Address: | Banks of Danube, Passau, Bavaria, Germany
Attraction Location
Emerenz Meier Statue Videos
Europe 2018 Episode 12: Passau
Considered one of Europe’s most beautifully situated cities, Passau stands at the confluence of three rivers: the Danube, the Inn, and the Ilz.
A pleasant promenade leads alongside the Inn River. On the opposite shore stands Mariahilf Kirche, a twin-towered hilltop pilgrimage church dating to 1627.
Dating to c. 1250, the Schaiblingsturm is a remnant of the town’s medieval fortifications.
The nearby Kirche St Michael is a 17th c. Jesuit church.
The Altes Rathaus was founded in 1398. It is situated in a square on the banks of the Danube. Markings on the side of the building show the water levels of various floods through the centuries.
Dom St Stephan is the town’s late-Gothic cathedral, constructed between 1407-1530. It boasts a 17th c. Baroque nave with sumptuous stucco decoration. The organ, though modern (1928) is one of the largest in the world with over 17,000 pipes and 231 stops.
St Paul’s is a pretty Baroque church dating to 1678. It is located on Rinder Markt, the towns’ former cattle market.

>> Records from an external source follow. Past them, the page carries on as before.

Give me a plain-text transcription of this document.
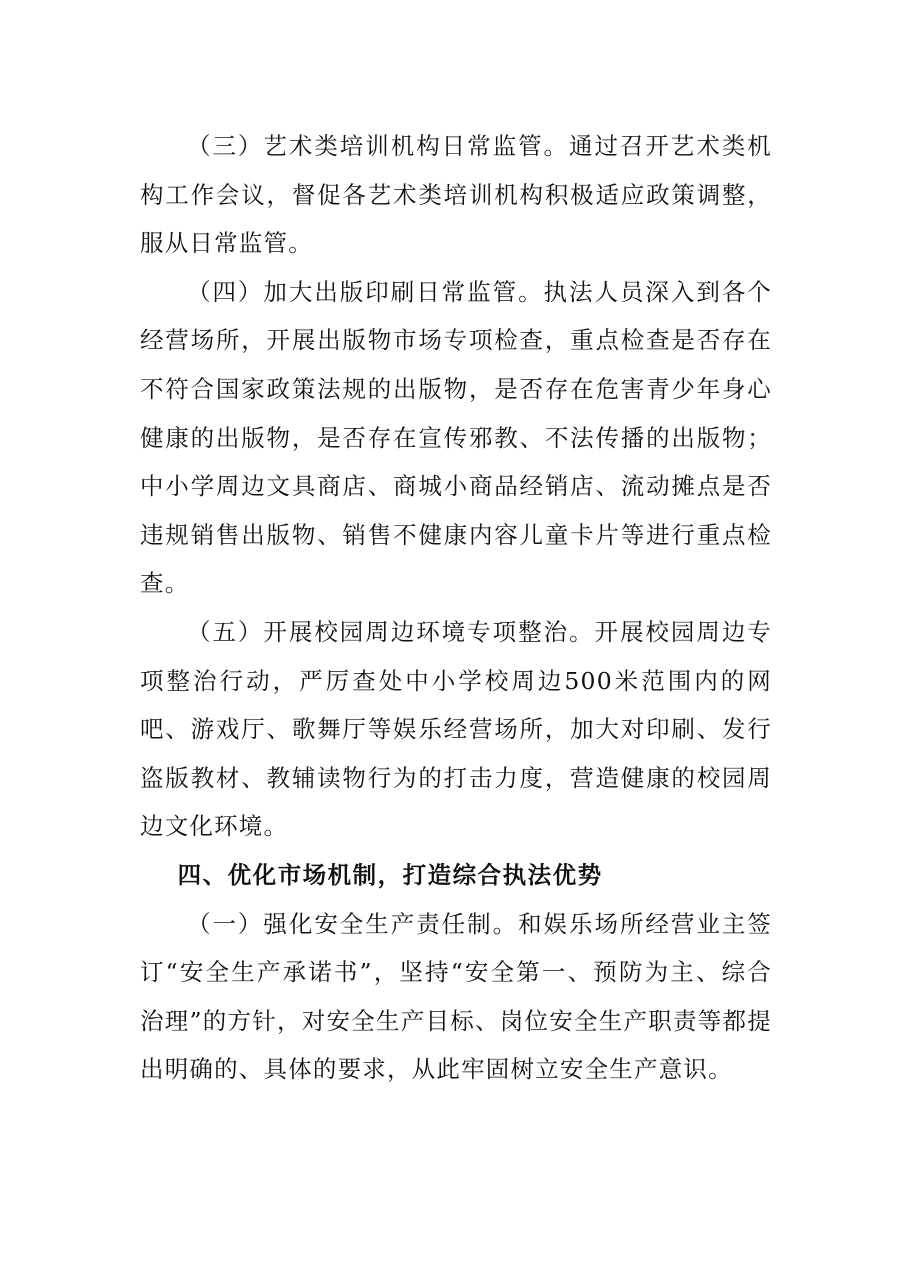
（三）艺术类培训机构日常监管。通过召开艺术类机构工作会议，督促各艺术类培训机构积极适应政策调整，服从日常监管。

（四）加大出版印刷日常监管。执法人员深入到各个经营场所，开展出版物市场专项检查，重点检查是否存在不符合国家政策法规的出版物，是否存在危害青少年身心健康的出版物，是否存在宣传邪教、不法传播的出版物；中小学周边文具商店、商城小商品经销店、流动摊点是否违规销售出版物、销售不健康内容儿童卡片等进行重点检查。

（五）开展校园周边环境专项整治。开展校园周边专项整治行动，严厉查处中小学校周边500米范围内的网吧、游戏厅、歌舞厅等娱乐经营场所，加大对印刷、发行盗版教材、教辅读物行为的打击力度，营造健康的校园周边文化环境。

四、优化市场机制，打造综合执法优势

（一）强化安全生产责任制。和娱乐场所经营业主签订“安全生产承诺书”，坚持“安全第一、预防为主、综合治理”的方针，对安全生产目标、岗位安全生产职责等都提出明确的、具体的要求，从此牢固树立安全生产意识。
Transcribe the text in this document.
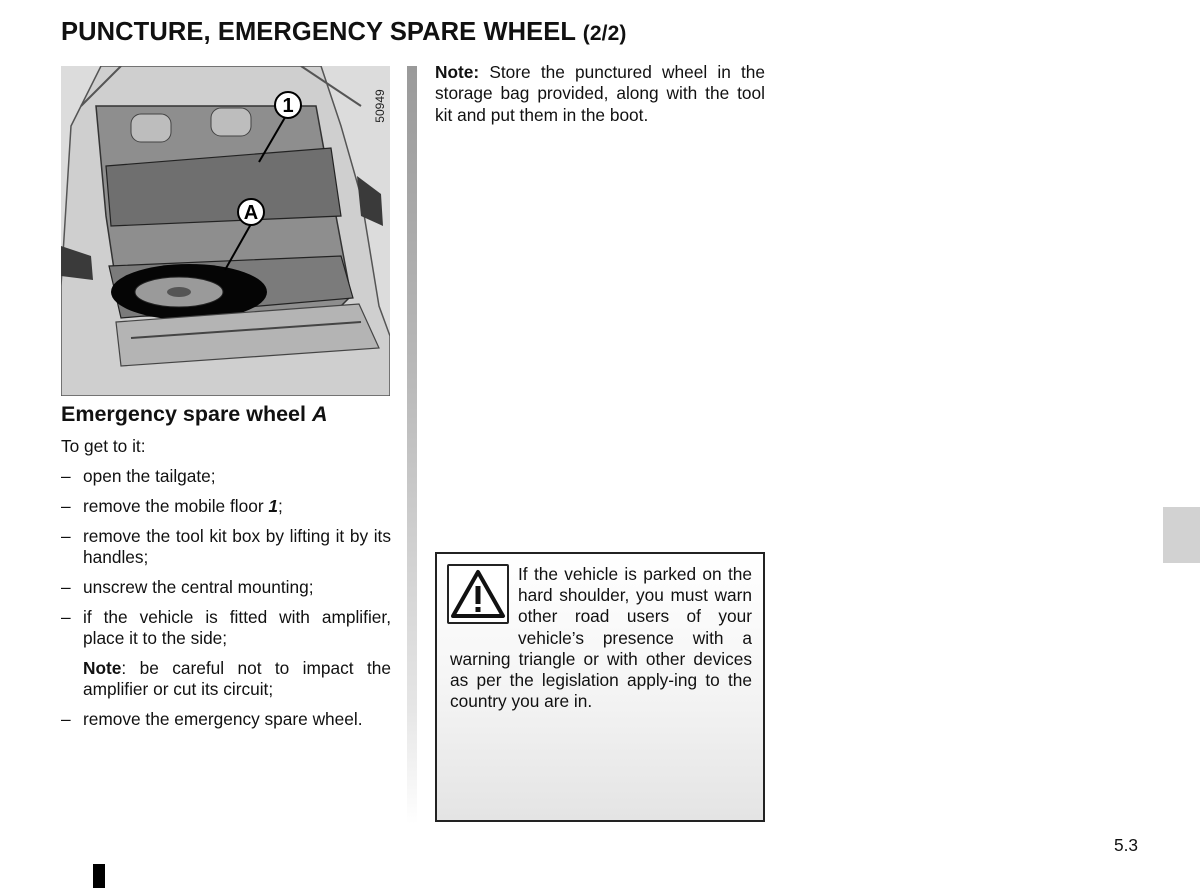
PUNCTURE, EMERGENCY SPARE WHEEL (2/2)
1
A
50949
Emergency spare wheel A

To get to it:

– open the tailgate;
– remove the mobile floor 1;
– remove the tool kit box by lifting it by its handles;
– unscrew the central mounting;
– if the vehicle is fitted with amplifier, place it to the side;
Note: be careful not to impact the amplifier or cut its circuit;
– remove the emergency spare wheel.

Note: Store the punctured wheel in the storage bag provided, along with the tool kit and put them in the boot.

If the vehicle is parked on the hard shoulder, you must warn other road users of your vehicle’s presence with a warning triangle or with other devices as per the legislation apply-ing to the country you are in.
5.3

The video ends with a series of still photos, many of which were taken by my wife, Pam, but the first photo is one of mine. It’s of a bronze bust of Emerenz Meier, a 19th c. poet who lived in Passau. She achieved considerable recognition but probably never fulfilled her full potential due to the domestic expectations placed on women of her era. The people of Passau erected this statue and plaque in her honor, incorporating several lines that she composed late in her career: “If Goethe had to prepare supper and salt the dumplings, if Schiller had to wash the dishes, if Heine had to mend what he had worn, clean the rooms, kill the bugs — Oh the menfolk, none of them would have become great poets.”